Ho'ike night gathers a widely varied audience.
Not present, ironically, are the hula schools involved in the competition. Their teachers keep them sequestered.
People who know nothing of hula come to see what the Hawaiian culture is about.
Regina Robbins and Greg Evans, who have been living in the Hilo area for about a year and plan to go back to their native Vermont soon, showed up at 3 o'clock in the afternoon because they'd been told that people stand in line to get in as early as 1 in the afternoon. (A bit of an exaggeration; 4 o'clock is more like it.) They have seen hula only once before, at a hotel lu'au, and were determined to take in the real thing before leaving the Islands.
Sarah and Robert Sloove of Alberta, Canada, had planned to be up in Volcano but stumbled across a halau ceremony in a local park earlier in the day. Sarah Sloove, who has worked with native peoples in her homeland, was so moved she wanted to see more, and they decided to linger in Hilo for the ho'ike.
Students of hula, such as members of Hilo High's Na Liko Lehua O Hilo Hanakai, come for inspiration and a break from practicing their May Day chants, according to 16-year-old Aylah Hoopi'i. "We just enjoy it," said her friend, Melissa Spalding, 16.
Auntie Irene Midel, 75, has been coming to ho'ike for 41 years for the chance to dress up in a beautiful holoku, place a garden of orchids in her hair and "to wear my jewelries" which last night included four gold rings on one hand, four jade rings on the other, Hawaiian and Chinese bracelets halfway up each arm and a crocheted lei made by one of her seven children.
Becky Makuakane Takeya, born and raised in the Hilo area, came because she finally retired from the Hilo Parks Department and actually gets to watch hula instead of having to help clean up the place. "Now I can relax and really enjoy the dancing," she said, waving a fan in the still, warm air.

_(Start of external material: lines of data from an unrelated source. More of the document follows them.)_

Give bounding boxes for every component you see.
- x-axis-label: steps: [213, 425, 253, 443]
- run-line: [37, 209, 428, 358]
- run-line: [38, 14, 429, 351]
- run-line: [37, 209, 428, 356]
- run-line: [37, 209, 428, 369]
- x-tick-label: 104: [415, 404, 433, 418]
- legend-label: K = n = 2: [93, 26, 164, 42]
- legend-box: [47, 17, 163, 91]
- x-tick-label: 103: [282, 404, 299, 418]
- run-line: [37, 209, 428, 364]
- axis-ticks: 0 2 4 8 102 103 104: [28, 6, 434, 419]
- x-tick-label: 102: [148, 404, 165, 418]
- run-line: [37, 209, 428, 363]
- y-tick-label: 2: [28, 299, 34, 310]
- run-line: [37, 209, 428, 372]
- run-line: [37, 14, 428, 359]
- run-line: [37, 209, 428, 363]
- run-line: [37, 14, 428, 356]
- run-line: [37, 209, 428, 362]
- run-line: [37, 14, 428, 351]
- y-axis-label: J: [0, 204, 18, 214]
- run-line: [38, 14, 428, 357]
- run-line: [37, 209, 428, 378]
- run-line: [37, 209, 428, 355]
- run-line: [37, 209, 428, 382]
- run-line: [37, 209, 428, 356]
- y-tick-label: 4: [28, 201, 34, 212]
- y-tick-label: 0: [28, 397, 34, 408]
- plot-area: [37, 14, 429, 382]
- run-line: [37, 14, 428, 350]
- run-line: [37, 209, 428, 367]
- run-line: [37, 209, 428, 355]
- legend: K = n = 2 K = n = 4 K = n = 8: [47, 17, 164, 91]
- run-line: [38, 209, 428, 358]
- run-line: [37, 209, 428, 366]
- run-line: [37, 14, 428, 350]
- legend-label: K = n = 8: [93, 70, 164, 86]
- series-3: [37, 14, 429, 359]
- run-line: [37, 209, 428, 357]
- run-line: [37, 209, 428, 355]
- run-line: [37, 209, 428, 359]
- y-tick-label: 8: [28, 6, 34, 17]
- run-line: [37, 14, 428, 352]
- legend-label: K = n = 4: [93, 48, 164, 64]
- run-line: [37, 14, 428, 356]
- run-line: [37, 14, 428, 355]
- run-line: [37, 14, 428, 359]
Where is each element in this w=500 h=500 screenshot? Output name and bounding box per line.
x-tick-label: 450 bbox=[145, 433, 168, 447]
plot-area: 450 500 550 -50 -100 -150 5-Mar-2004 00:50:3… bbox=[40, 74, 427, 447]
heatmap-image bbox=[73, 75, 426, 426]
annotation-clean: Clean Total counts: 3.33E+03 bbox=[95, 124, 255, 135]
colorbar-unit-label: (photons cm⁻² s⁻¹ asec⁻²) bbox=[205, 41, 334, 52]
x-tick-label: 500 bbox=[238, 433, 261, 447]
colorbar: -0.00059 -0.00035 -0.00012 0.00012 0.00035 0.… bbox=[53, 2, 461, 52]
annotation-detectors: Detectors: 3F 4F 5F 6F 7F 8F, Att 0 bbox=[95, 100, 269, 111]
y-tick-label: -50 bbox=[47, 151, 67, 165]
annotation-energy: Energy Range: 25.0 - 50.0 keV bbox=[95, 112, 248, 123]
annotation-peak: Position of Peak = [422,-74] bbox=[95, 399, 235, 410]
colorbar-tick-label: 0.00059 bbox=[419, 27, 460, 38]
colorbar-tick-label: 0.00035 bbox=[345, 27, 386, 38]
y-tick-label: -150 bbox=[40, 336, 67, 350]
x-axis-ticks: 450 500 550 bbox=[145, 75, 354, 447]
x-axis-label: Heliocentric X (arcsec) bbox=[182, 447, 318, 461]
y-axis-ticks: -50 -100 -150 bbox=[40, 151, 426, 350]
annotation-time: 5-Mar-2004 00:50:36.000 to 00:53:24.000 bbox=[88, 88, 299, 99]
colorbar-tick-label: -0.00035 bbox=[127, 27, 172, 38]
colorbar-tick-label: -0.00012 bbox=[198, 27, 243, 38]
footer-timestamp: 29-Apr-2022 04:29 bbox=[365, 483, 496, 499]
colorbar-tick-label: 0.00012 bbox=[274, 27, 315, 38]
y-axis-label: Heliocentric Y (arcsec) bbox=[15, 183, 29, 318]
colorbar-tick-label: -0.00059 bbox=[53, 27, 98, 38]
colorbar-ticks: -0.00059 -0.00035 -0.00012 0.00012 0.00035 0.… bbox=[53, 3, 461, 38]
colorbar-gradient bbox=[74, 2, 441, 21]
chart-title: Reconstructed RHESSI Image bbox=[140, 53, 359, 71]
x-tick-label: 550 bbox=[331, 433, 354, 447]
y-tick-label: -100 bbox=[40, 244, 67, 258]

Neighbor Islanders benefit from ho'ike night, too: Joy Leo of Honolulu couldn't get tickets for the hula competition but planned a two-day trip with her friend, Shala Mata, to take in the hula show. "For me, the hula has always been representative of the divine feminine in the Hawaiian spirit. When you watch hula it's like life kundalini."
The night's entertainment was as varied as the audience: traditional hula from local hula school Halau Na Mamo O Ka'ala, Johnny Lum Ho's energetic Hilo halau and the even more energetic haka (Maori dance and chant) of Te Wharekura Kaupapa Maori a Roheo Rakaumanga.